A statement hence can only meaningfully imply something else.
The Pinocchio Paradox
If Pinocchio said "my nose will grow"
If true, then the nose grows, then the statement is false.
If false, then the nose doesn't grow, then the statement is true.
What is the implication here?
"My nose will grow" is simply equivalent to:
"My statement implies that my nose will grow hence my statement will be false."
Here again, the statement implies its negation.
So the implication is always false.
His nose will hence not grow finally. Why? It is simple not because he is saying something true but because what he is saying is meaningless. Equivalent to making honking noises.
Also in the case of Pinocchio, it can be explained alternatively as the future state of his nose is known to Pinocchio himself ONLY when he knows that he is lying.
Let's say, he says, "Tomorrow will rain."
If it won't, then should his nose grow?
No, the fact of rain is in the future, it has not happened yet, what that is not happened yet is neither true nor false.
Lying is lying only when the liar is aware that he is lying.
Otherwise, it is just a contingency, a proposition for which no fixed truth value exists.
Some more
For necessary truths, a contingency is a meaningless statement.
For factual truths, a contingency is a conjecture.
Important: False implication doesn't mean that these self-referencing statements are themselves false, it means they are meaningless. It is equivalent to honking noises unless you are a horn.
The problem with other common attempts to describe these paradoxes is that they often analyse the paradox in terms of factual truths where it is possible to have an uncertain statement. Natural knowledge is always uncertain. You cannot do deductive reasoning there.
It is always inductive reasoning, the entirety of scientific knowledge is based on inductive reasoning.
Some arguments also mix the idea of contingency with the law of excluded middle and conclude that the law of excluded middle is wrong. If you take out the law of excluded middle, the entire system of logic collapses due to the principle of explosion.
The relevant classical laws of logic are:
Law of excluded middle - a proposition is either true or false. Not somewhere in the middle.
Law of contradiction - something is either A or not A. Where A can be anything.
Law of identity - a thing is identical or same to itself, A = A for all A.
Law of excluded middle is necessary for logic. If a statement "A" is both true and false then anything can be proven to be true. The statement "law of excluded middle is true" can also be proven to be true which is contradictory to the supposed assumption that "law of excluded middle is false". So either the law of excluded middle has to be true or all the propositions are true and false at the same time leading to the collapse of logic.
How does the principle of explosion work:
Let us say : “no pigs can fly” and “there are flying pigs”

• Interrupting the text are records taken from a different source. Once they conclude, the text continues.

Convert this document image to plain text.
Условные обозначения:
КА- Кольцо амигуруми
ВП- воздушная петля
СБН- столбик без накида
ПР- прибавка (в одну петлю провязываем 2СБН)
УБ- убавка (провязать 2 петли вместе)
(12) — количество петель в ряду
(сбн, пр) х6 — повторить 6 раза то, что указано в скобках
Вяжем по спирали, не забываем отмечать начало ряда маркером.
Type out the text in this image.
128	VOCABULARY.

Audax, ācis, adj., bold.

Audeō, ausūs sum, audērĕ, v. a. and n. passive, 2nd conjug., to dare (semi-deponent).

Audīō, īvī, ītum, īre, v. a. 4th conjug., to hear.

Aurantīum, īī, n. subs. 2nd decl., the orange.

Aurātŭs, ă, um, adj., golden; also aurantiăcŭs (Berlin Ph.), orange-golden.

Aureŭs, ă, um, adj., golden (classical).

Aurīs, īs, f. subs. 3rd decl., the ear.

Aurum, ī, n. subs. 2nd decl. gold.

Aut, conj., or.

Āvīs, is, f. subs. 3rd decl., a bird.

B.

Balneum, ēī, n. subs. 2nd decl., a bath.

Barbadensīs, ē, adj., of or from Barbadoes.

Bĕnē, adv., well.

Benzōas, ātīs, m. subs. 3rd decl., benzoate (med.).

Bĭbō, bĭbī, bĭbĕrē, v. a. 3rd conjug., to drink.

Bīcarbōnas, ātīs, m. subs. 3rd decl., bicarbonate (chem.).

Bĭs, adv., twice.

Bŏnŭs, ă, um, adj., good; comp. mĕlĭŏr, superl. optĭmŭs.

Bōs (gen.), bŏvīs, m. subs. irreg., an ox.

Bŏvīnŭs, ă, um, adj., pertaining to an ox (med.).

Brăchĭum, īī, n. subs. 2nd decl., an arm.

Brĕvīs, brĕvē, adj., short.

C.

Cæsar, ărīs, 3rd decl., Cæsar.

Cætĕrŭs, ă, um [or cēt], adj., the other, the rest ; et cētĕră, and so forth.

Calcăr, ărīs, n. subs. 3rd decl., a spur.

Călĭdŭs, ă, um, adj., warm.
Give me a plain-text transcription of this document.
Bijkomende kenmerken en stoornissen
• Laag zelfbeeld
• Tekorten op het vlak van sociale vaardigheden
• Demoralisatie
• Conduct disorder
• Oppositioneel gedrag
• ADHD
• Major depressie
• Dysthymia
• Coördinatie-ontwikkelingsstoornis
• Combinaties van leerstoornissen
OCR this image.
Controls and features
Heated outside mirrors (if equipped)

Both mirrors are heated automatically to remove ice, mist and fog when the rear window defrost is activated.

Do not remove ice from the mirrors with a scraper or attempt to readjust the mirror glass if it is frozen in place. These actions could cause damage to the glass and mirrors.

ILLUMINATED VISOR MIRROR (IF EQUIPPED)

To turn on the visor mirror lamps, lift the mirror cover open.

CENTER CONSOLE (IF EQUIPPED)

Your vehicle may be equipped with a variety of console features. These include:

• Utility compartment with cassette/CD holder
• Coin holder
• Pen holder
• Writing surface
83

"There are flying pigs or There exist unicorns." This statement is true in the above inconsistent system of axioms. The truth value of “there are flying pigs” is one and the truth value of “unicorns exists” is say x. So the combined truth value is one But also “no pigs can fly”, so the truth value of “there are flying pigs” is now zero. But since the combined Statement is true. Unicorns must exist. So using inconsistent axioms, we can prove anything, any nonsense. In the same manner we can simultaneously prove that unicorns don't exist. So if we start with inconsistent axioms, we will reach self-contradicting theorems and results. Principle of explosion is central to the "proof by contradiction" in mathematics.
The root problem is in the assumption that all possible sentences are valid propositions. No. Propositions are special formalized sentences that follow the laws of logic.
The logic "paradoxes" are like the "paradoxes in special relativity." They teach us about our wrong assumptions.